Published Last updated

Infosys’s UK connection could be strong-arming the closure of its Russia business.

Akshata Murty, the wife of Rishi Sunak, the British chancellor of the exchequer, is also the daughter of NR Narayana Murthy, the software giant’s founder. She owns a 0.9% stake, worth roughly £430 million, in the company. UK politicians have been accusing Sunak and his family of collecting “blood money” dividends through Infosys’s business-as-usual presence in Russia.

Sunak has denied this but the pressure on the potential British prime minister isn’t entirely off. And it is likely to stay that way until Infosys exits Russia.

The chancellor had earlier reiterated his stance on investments in Russia.
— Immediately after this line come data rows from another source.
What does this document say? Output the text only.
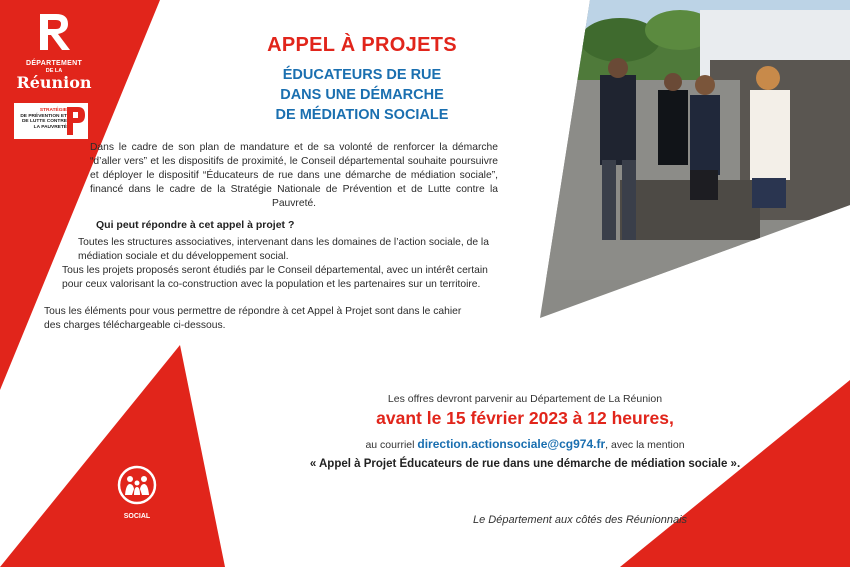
DÉPARTEMENT
DE LA
Réunion
STRATÉGIE
DE PRÉVENTION ET
DE LUTTE CONTRE
LA PAUVRETÉ
APPEL À PROJETS
ÉDUCATEURS DE RUE
DANS UNE DÉMARCHE
DE MÉDIATION SOCIALE
Dans le cadre de son plan de mandature et de sa volonté de renforcer la démarche “d’aller vers” et les dispositifs de proximité, le Conseil départemental souhaite poursuivre et déployer le dispositif “Éducateurs de rue dans une démarche de médiation sociale”, financé dans le cadre de la Stratégie Nationale de Prévention et de Lutte contre la Pauvreté.
Qui peut répondre à cet appel à projet ?
Toutes les structures associatives, intervenant dans les domaines de l’action sociale, de la médiation sociale et du développement social.
Tous les projets proposés seront étudiés par le Conseil départemental, avec un intérêt certain pour ceux valorisant la co-construction avec la population et les partenaires sur un territoire.
Tous les éléments pour vous permettre de répondre à cet Appel à Projet sont dans le cahier des charges téléchargeable ci-dessous.
Les offres devront parvenir au Département de La Réunion
avant le 15 février 2023 à 12 heures,
au courriel direction.actionsociale@cg974.fr, avec la mention
« Appel à Projet Éducateurs de rue dans une démarche de médiation sociale ».
SOCIAL	Le Département aux côtés des Réunionnais
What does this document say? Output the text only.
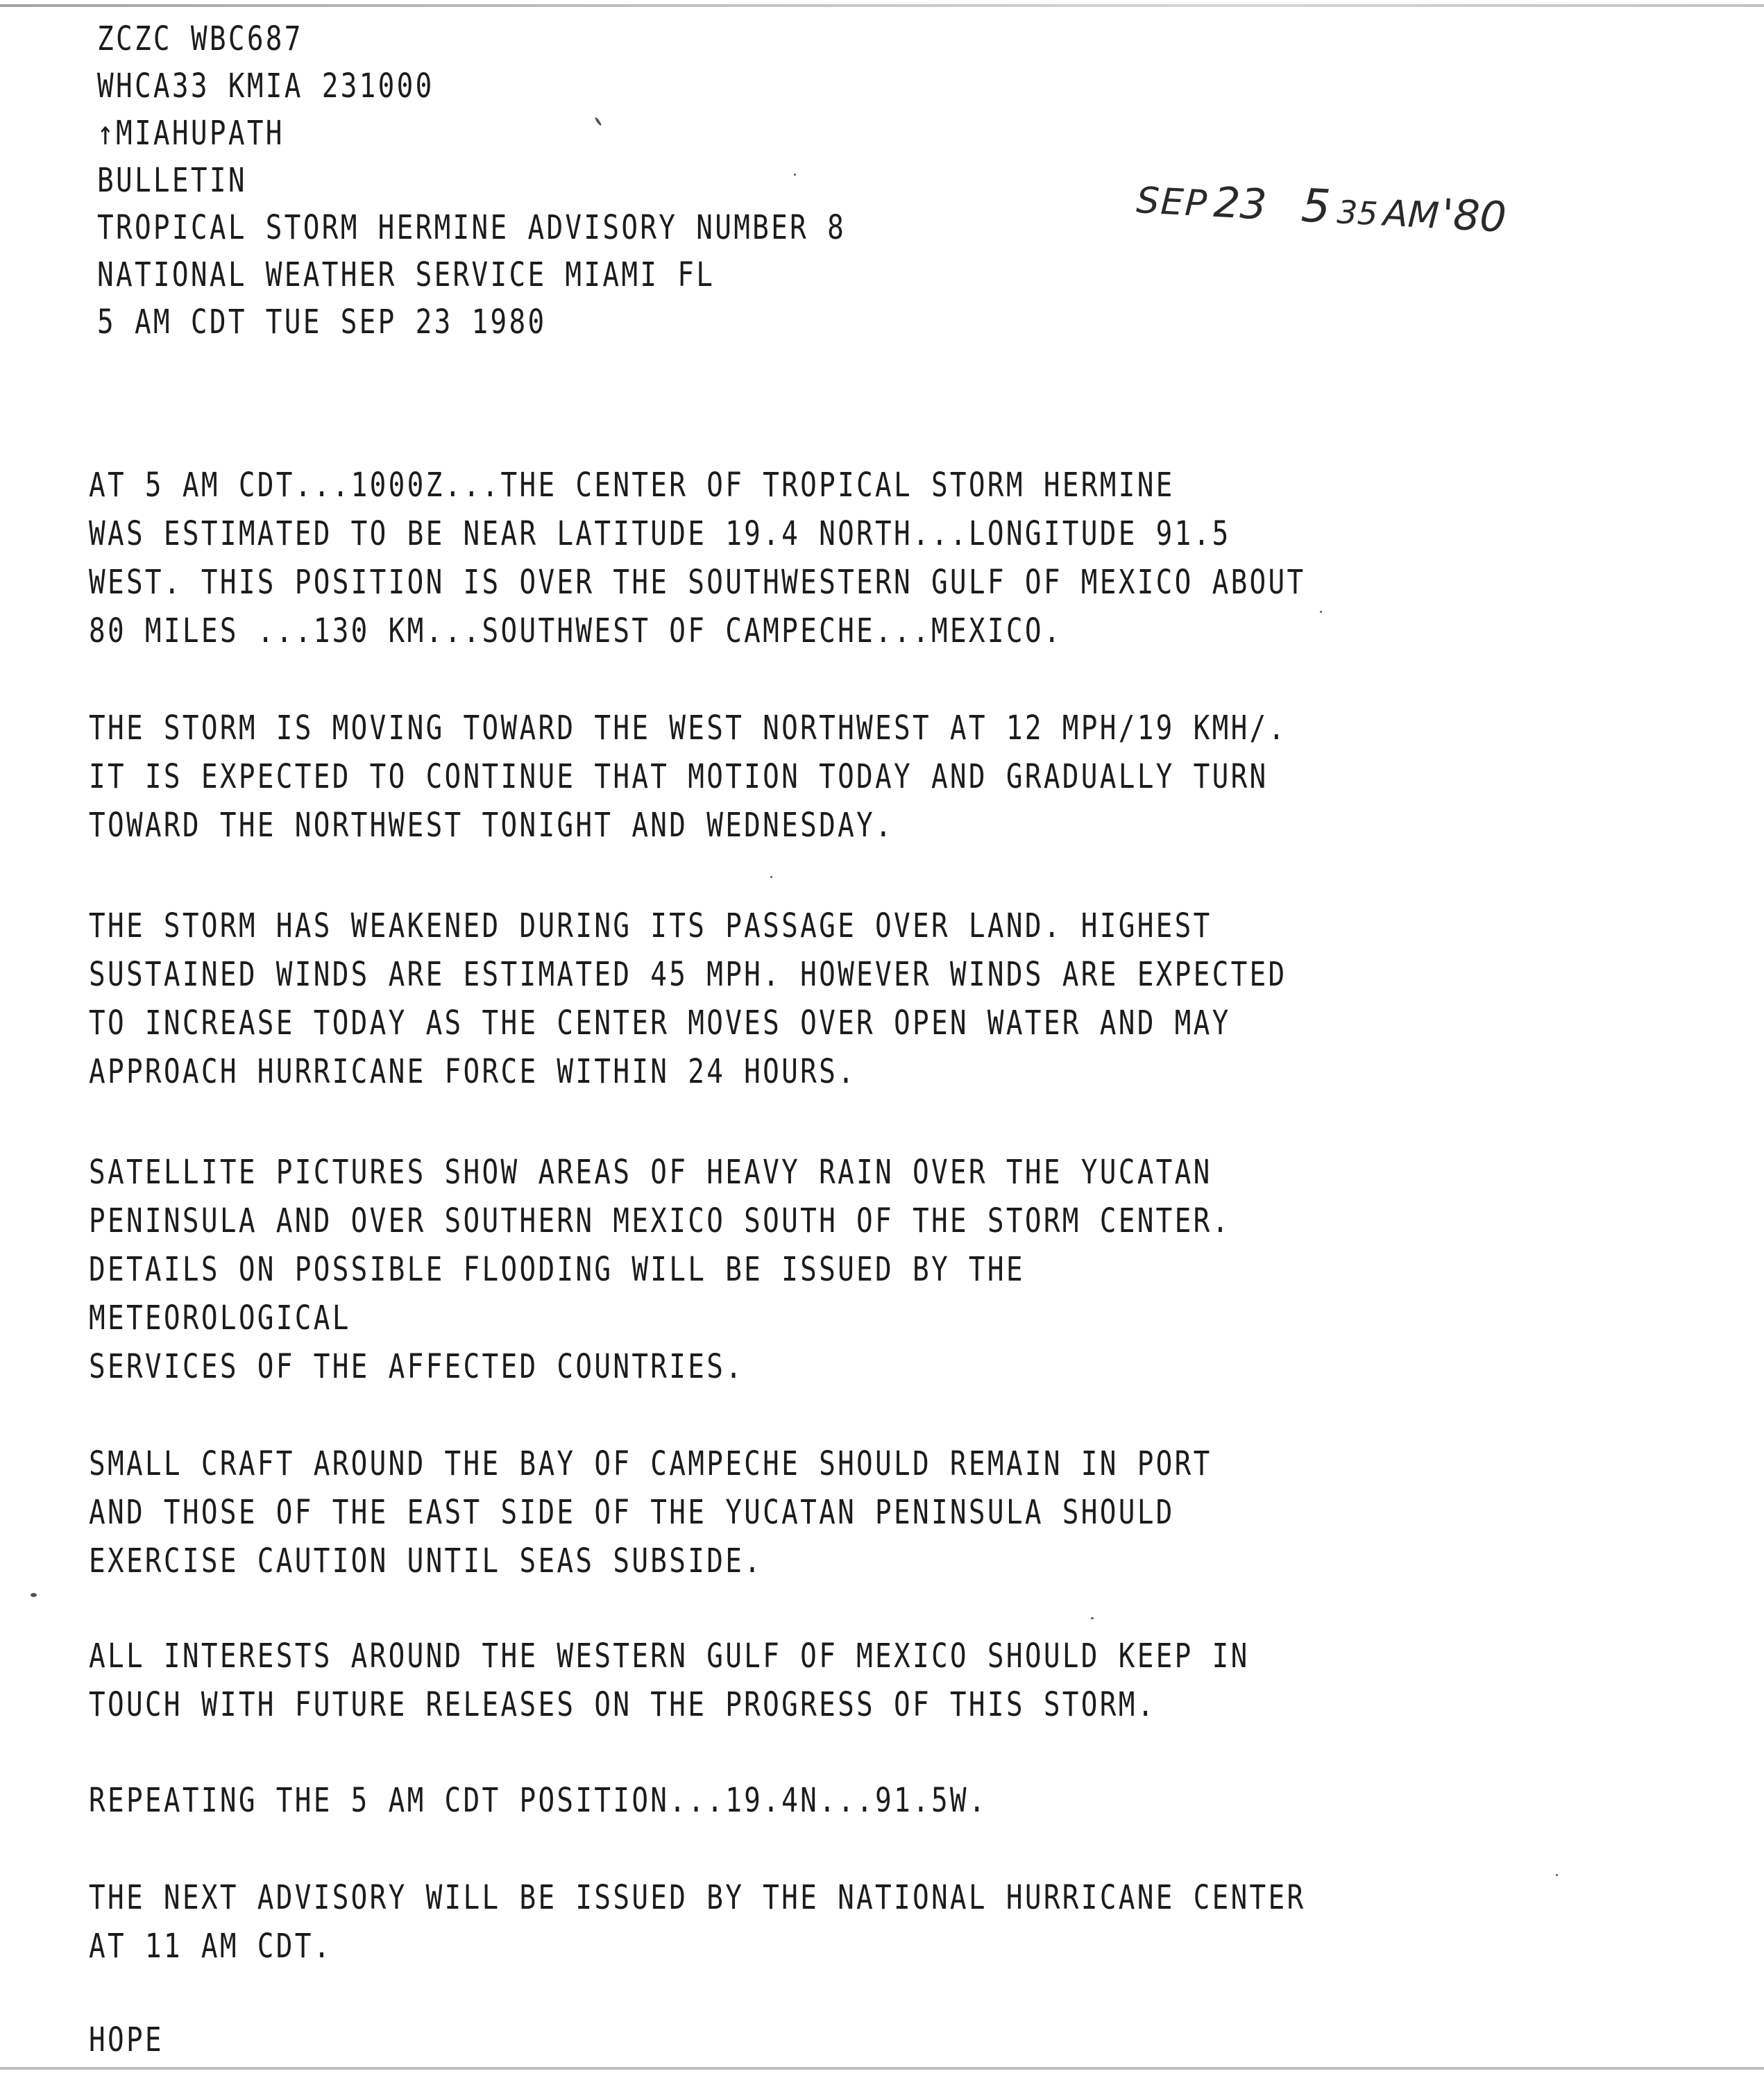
ZCZC WBC687
WHCA33 KMIA 231000
↑MIAHUPATH
BULLETIN
TROPICAL STORM HERMINE ADVISORY NUMBER 8
NATIONAL WEATHER SERVICE MIAMI FL
5 AM CDT TUE SEP 23 1980
SEP23 5 35AM'80
AT 5 AM CDT...1000Z...THE CENTER OF TROPICAL STORM HERMINE
WAS ESTIMATED TO BE NEAR LATITUDE 19.4 NORTH...LONGITUDE 91.5
WEST. THIS POSITION IS OVER THE SOUTHWESTERN GULF OF MEXICO ABOUT
80 MILES ...130 KM...SOUTHWEST OF CAMPECHE...MEXICO.
THE STORM IS MOVING TOWARD THE WEST NORTHWEST AT 12 MPH/19 KMH/.
IT IS EXPECTED TO CONTINUE THAT MOTION TODAY AND GRADUALLY TURN
TOWARD THE NORTHWEST TONIGHT AND WEDNESDAY.
THE STORM HAS WEAKENED DURING ITS PASSAGE OVER LAND. HIGHEST
SUSTAINED WINDS ARE ESTIMATED 45 MPH. HOWEVER WINDS ARE EXPECTED
TO INCREASE TODAY AS THE CENTER MOVES OVER OPEN WATER AND MAY
APPROACH HURRICANE FORCE WITHIN 24 HOURS.
SATELLITE PICTURES SHOW AREAS OF HEAVY RAIN OVER THE YUCATAN
PENINSULA AND OVER SOUTHERN MEXICO SOUTH OF THE STORM CENTER.
DETAILS ON POSSIBLE FLOODING WILL BE ISSUED BY THE
METEOROLOGICAL
SERVICES OF THE AFFECTED COUNTRIES.
SMALL CRAFT AROUND THE BAY OF CAMPECHE SHOULD REMAIN IN PORT
AND THOSE OF THE EAST SIDE OF THE YUCATAN PENINSULA SHOULD
EXERCISE CAUTION UNTIL SEAS SUBSIDE.
ALL INTERESTS AROUND THE WESTERN GULF OF MEXICO SHOULD KEEP IN
TOUCH WITH FUTURE RELEASES ON THE PROGRESS OF THIS STORM.
REPEATING THE 5 AM CDT POSITION...19.4N...91.5W.
THE NEXT ADVISORY WILL BE ISSUED BY THE NATIONAL HURRICANE CENTER
AT 11 AM CDT.
HOPE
“I am urging firms to think very carefully about their investments in Russia and how they may aid the Putin regime—and I am also clear that there is no case for new investment in Russia,” Sunak had said in a televised statement on March 13.

Infosys’s Russia office

Unlike the US and the UK, India has not taken an anti-Russia stance. It is unsurprising then that Indian companies haven’t either.

Infosys’s Moscow office isn’t a major outpost. It opened in 2016 and employs less than 100. Its Bengaluru and Pune offices have around 30,000 each. Elevating its 2017 promise of hiring 10,000 Americans, it is aiming to bring its US headcount now to 25,000.

In any case, Infosys does not do business with local Russian enterprises. Its “small team” there has been serving global clients, according to an earlier statement.

However, since the Russian invasion, even this small unit is kicking up a storm in the British parliament. Infosys is now rushing to find replacement roles abroad for staff employed in Moscow, the BBC reported citing sources.